It was not a merry Christmas, but it has been a happy New Year - for some retailers at least.
Although some major chains were forced to issue profit warnings after a poor start to December, Bank of New Zealand has released figures based on spending by its card holders that show after a weaker than normal December, stores have had a better than normal January.
Mitre 10 chief executive Craig Wilson said the hardware co-operative's experience backed up the bank's finding. His chain has 121 member-owned stores throughout the country under the Mitre 10, Hammer Hardware and Palmers brands.
"December was softer than we would have liked but January sales have been strong," he said. Wilson said outdoor products started to sell with the warmer weather, but he did not believe the pattern of spending had varied much year on year.
"Typically what we're finding is people are spending later."
The BNZ figures pre-empt official retail sales statistics, which analysts believe may not paint such a poor picture of December. A Bloomberg survey suggests if analysts' forecasts are right, retail sales probably rose 0.2 per cent in December from November, when adjusted to strip out seasonal effects.
BNZ chief economist Tony Alexander said his estimate, based on the 14 per cent of retail spending captured by the bank's card data, was that Statistics New Zealand would report seasonally adjusted retail spending was down between 0.5 per cent to 1 per cent in December, excluding car sales.

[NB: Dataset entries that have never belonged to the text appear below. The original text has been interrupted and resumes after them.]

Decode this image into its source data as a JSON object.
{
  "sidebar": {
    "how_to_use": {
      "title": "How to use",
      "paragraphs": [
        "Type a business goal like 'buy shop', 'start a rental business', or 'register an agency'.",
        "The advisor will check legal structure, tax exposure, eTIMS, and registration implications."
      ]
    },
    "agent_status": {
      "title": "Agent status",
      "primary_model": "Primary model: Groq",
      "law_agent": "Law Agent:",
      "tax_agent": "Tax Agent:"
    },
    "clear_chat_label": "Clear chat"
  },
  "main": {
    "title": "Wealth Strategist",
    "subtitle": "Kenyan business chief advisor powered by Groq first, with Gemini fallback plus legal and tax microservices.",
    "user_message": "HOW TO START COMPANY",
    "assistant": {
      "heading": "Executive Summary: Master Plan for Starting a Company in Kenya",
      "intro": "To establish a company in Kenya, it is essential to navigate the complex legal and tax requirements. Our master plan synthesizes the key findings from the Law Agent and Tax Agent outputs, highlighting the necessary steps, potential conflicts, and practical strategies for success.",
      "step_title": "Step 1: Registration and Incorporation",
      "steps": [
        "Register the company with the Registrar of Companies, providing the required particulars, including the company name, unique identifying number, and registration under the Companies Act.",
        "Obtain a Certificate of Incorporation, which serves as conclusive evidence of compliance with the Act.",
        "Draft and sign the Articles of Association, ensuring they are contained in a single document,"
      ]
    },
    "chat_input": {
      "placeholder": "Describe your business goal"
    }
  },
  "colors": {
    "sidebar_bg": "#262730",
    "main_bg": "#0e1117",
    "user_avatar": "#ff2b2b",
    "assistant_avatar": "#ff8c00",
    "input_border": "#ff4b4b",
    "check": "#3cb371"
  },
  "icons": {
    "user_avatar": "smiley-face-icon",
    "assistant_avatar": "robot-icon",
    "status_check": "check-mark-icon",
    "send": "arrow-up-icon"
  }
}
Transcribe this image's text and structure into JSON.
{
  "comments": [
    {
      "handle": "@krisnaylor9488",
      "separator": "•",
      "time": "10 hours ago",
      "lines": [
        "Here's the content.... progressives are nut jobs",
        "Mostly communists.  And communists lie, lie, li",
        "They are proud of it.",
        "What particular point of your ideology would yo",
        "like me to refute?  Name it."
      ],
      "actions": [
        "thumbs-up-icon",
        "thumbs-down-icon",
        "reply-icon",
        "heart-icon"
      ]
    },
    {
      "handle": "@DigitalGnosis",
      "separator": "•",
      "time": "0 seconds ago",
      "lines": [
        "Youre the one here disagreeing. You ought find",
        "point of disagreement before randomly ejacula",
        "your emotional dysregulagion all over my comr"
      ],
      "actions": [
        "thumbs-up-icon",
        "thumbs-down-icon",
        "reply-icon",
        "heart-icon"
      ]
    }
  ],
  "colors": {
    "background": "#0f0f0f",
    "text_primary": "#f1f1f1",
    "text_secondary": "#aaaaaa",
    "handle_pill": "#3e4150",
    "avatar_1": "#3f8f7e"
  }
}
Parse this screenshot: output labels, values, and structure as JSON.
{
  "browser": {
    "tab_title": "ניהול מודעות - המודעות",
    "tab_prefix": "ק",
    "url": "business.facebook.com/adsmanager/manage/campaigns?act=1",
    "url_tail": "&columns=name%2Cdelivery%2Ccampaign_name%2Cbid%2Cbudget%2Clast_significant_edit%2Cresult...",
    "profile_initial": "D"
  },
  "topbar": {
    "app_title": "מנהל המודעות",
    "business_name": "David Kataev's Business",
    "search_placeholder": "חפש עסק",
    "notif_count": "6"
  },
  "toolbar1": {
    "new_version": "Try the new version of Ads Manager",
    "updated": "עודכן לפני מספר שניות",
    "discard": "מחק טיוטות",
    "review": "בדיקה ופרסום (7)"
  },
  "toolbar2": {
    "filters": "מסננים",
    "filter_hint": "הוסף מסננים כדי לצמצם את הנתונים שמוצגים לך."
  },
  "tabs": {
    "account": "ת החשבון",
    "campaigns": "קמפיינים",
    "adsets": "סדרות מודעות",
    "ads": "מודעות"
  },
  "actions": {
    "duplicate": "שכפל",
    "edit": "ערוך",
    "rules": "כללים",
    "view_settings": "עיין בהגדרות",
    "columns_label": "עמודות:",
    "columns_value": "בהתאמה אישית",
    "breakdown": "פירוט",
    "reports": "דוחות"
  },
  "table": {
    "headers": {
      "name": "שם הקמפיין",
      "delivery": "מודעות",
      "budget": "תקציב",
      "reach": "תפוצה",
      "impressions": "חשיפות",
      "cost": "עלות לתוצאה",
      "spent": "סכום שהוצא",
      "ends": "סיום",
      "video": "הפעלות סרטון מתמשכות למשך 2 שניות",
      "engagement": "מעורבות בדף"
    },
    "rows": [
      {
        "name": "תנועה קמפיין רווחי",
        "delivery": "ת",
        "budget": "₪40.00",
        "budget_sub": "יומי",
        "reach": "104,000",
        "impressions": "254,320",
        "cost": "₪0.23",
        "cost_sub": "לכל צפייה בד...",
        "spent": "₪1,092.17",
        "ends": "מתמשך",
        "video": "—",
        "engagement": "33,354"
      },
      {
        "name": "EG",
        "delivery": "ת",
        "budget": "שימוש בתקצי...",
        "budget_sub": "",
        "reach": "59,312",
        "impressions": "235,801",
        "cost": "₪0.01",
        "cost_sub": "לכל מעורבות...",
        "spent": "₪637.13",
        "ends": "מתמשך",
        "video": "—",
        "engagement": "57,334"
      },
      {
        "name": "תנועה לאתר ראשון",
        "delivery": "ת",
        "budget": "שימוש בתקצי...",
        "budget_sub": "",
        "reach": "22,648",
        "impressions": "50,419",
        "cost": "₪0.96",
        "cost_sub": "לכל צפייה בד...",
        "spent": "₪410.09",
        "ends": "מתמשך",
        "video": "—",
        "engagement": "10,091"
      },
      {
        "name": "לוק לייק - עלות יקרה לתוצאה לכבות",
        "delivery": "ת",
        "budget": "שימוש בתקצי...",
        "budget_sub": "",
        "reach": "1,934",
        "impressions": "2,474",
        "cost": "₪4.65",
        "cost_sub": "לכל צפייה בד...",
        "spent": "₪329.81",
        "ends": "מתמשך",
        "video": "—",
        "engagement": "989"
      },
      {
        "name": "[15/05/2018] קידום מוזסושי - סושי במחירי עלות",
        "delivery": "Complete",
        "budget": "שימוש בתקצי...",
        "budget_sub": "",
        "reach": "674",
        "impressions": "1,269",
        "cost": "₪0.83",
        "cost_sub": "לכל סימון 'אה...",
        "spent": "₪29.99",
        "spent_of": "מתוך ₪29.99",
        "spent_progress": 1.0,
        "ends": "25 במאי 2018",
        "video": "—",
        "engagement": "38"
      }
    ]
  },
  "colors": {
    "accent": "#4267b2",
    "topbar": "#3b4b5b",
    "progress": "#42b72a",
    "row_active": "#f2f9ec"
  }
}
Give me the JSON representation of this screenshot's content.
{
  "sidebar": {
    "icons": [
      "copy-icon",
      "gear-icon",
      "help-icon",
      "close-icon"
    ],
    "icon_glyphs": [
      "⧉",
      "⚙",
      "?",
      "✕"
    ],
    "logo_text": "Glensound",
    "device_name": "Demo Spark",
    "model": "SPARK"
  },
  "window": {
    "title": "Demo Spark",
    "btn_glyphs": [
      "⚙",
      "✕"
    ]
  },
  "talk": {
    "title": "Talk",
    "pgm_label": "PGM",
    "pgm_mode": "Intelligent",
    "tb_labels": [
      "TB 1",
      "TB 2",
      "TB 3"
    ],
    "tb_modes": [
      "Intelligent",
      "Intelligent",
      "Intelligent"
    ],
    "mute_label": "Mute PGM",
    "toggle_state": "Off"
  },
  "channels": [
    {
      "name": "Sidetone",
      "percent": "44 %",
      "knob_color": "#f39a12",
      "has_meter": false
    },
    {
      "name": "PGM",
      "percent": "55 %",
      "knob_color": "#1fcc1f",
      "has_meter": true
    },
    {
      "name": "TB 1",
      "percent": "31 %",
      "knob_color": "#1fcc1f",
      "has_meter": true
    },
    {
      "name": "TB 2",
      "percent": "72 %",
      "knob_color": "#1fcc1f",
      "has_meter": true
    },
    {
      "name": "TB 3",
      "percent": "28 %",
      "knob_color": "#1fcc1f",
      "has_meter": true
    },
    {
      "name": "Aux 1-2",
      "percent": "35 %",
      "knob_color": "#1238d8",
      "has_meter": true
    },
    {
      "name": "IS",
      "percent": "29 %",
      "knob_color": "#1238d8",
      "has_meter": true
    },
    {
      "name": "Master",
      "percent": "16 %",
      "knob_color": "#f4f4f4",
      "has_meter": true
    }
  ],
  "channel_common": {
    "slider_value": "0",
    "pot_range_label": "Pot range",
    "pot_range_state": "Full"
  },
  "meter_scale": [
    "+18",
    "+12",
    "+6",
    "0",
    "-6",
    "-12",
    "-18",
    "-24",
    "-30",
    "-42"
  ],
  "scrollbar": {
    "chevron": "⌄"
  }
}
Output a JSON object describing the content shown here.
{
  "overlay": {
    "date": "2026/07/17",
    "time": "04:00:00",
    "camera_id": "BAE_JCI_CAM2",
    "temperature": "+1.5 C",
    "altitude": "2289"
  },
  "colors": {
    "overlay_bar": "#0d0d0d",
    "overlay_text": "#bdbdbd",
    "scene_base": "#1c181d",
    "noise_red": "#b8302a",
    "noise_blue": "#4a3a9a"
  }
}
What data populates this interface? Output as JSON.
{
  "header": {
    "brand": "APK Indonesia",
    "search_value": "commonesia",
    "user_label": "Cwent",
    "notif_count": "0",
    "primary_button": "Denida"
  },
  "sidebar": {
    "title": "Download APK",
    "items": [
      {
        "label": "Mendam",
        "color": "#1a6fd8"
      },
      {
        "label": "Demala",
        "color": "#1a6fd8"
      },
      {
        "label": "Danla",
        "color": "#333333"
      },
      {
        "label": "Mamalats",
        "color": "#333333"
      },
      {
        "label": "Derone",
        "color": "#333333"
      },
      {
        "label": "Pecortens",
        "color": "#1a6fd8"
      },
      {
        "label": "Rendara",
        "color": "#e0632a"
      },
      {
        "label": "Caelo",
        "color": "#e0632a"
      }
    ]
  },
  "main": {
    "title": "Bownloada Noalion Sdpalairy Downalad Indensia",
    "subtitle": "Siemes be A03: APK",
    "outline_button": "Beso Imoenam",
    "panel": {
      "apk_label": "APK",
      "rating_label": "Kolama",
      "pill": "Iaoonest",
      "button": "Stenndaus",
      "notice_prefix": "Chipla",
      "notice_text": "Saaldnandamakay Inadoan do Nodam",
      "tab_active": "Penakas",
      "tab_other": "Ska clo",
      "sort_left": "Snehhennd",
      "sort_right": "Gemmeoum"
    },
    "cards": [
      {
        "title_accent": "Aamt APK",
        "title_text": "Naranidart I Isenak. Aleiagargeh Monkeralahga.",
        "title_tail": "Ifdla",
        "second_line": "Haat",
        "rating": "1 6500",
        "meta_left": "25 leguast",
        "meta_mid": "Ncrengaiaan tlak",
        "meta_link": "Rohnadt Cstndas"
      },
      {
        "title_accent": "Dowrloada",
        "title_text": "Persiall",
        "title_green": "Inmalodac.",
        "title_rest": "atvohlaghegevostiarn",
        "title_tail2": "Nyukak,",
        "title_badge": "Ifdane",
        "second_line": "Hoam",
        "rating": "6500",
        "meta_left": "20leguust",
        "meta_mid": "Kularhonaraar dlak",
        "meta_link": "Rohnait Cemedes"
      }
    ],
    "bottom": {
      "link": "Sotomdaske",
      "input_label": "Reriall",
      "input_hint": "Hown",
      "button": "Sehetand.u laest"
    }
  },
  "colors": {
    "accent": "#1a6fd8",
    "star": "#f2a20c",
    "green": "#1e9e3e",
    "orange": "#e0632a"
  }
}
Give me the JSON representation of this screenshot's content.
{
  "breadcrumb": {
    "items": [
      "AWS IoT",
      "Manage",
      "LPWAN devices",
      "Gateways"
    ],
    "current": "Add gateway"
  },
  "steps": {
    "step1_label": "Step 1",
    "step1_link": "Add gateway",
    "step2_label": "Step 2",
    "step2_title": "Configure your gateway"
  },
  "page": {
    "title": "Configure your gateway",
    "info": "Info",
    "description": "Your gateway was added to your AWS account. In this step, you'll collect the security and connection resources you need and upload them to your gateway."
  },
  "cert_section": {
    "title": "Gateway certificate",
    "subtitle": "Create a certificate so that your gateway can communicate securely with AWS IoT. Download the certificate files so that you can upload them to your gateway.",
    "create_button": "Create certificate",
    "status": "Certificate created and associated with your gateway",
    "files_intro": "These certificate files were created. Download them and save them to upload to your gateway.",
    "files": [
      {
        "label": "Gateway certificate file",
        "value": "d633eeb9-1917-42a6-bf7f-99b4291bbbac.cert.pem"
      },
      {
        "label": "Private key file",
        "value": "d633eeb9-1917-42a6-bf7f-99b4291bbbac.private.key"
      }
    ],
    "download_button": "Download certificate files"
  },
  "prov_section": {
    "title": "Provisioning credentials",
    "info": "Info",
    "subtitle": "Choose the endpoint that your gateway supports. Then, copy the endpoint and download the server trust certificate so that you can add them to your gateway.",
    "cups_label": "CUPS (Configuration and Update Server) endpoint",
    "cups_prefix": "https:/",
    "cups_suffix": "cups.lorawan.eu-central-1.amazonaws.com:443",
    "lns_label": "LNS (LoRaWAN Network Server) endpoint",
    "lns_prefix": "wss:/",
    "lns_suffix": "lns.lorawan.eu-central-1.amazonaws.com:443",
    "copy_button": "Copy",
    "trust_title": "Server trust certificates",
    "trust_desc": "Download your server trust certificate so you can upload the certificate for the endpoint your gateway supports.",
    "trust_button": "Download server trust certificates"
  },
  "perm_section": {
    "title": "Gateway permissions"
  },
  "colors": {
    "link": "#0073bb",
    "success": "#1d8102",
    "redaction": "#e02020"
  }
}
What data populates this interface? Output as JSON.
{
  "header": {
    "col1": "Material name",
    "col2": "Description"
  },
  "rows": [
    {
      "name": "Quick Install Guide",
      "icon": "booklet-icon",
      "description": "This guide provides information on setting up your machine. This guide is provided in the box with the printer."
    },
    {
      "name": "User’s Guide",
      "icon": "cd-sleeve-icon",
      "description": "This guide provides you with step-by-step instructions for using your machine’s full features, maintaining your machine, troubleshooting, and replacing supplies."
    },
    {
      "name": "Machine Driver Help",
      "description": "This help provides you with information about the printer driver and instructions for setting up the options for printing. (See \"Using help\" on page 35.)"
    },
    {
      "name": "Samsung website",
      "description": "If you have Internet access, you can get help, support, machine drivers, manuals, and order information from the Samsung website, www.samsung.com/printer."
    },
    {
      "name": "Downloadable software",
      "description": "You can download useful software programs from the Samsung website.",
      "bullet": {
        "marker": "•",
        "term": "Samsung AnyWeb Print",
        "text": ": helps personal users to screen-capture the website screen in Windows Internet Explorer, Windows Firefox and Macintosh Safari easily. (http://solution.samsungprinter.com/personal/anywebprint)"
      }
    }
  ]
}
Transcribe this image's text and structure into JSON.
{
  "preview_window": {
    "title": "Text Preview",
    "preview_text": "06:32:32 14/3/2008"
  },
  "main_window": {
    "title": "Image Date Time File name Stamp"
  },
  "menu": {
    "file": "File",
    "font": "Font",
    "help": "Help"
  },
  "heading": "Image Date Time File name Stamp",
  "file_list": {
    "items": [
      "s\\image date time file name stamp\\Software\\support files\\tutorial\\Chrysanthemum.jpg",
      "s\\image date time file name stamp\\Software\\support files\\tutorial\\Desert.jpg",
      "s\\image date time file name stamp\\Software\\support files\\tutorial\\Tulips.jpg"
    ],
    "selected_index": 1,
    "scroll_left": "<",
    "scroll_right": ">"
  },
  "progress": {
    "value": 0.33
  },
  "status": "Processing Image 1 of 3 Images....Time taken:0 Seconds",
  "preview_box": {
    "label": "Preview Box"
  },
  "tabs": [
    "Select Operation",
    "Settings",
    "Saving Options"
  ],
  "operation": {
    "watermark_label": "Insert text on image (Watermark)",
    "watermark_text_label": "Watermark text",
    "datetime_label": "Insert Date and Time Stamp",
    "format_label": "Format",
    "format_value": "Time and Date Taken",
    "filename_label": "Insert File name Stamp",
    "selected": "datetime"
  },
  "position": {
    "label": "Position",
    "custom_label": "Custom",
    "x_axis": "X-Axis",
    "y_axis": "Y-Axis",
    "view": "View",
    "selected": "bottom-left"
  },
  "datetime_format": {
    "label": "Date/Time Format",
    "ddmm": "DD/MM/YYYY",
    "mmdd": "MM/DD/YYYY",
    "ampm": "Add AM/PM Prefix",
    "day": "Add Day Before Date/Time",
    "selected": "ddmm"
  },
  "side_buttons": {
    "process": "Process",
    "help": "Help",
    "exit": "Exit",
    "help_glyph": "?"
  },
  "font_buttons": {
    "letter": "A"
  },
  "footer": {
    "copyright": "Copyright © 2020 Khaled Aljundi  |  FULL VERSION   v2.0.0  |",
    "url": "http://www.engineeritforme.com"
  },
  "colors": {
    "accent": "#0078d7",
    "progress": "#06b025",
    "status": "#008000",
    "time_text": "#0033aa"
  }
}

But he expected the Government agency would report adjusted retail spending had risen between 1 per cent to 1.5 per cent in January, confounding a belief that retail sales had already begun to cool.
"The key finding is that just as so many other pieces of data recently have surprised on the strong side, so too does it look like retail spending was reasonably firm in January after a pre-Christmas pause," Alexander said.
Farmers chief operating officer Rod McDermott said his company had traded well in the summer months.
"In fact, the month we got our strongest sales increase on last year was January," he said.
Life Pharmacies chief executive Tim Roper's co-operative of 18 pharmacies is set to become part-owned by public company Beauty Direct and Online if shareholders of that company vote in favour of the deal today.
He said Life Pharmacies' total sales were up 6 per cent in January, from the same month last year, after a 5 per cent rise in December. But prescriptions had driven growth, with sales of other items growing at a slower rate in that month.
Alexander said there had been "wildly varying" comments from retailers about the strength of spending over December to January.
"Some retailers have said conditions were weak, some admitted this weakness was due to some branding issues, some have blamed the poor weather into mid-January." Feedback from retailers did point to a squeeze on profit margins, because January was also a period of deep discounting by many retailers, which appeared to have lasted longer than normal. Along with better weather, that may have contributed to the rebound.
Alexander predicted the rate of growth in retail sales would now begin to slow, from 7 per cent in 2004 to about 3 per cent for the current year - with unexpected strength in the housing market the factor that could upset those forecasts.
"The issue for retailers is how quickly they can adjust their revenue expectations from a super environment to something more normal."
Alexander said BNZ data continued to suggest weaker growth in retail spending in Auckland than for the country as a whole.
He found spending in the region was up just 4.8 per cent in the three months to January, from the same period a year earlier, compared with a much stronger 6.5 per cent rise nationwide.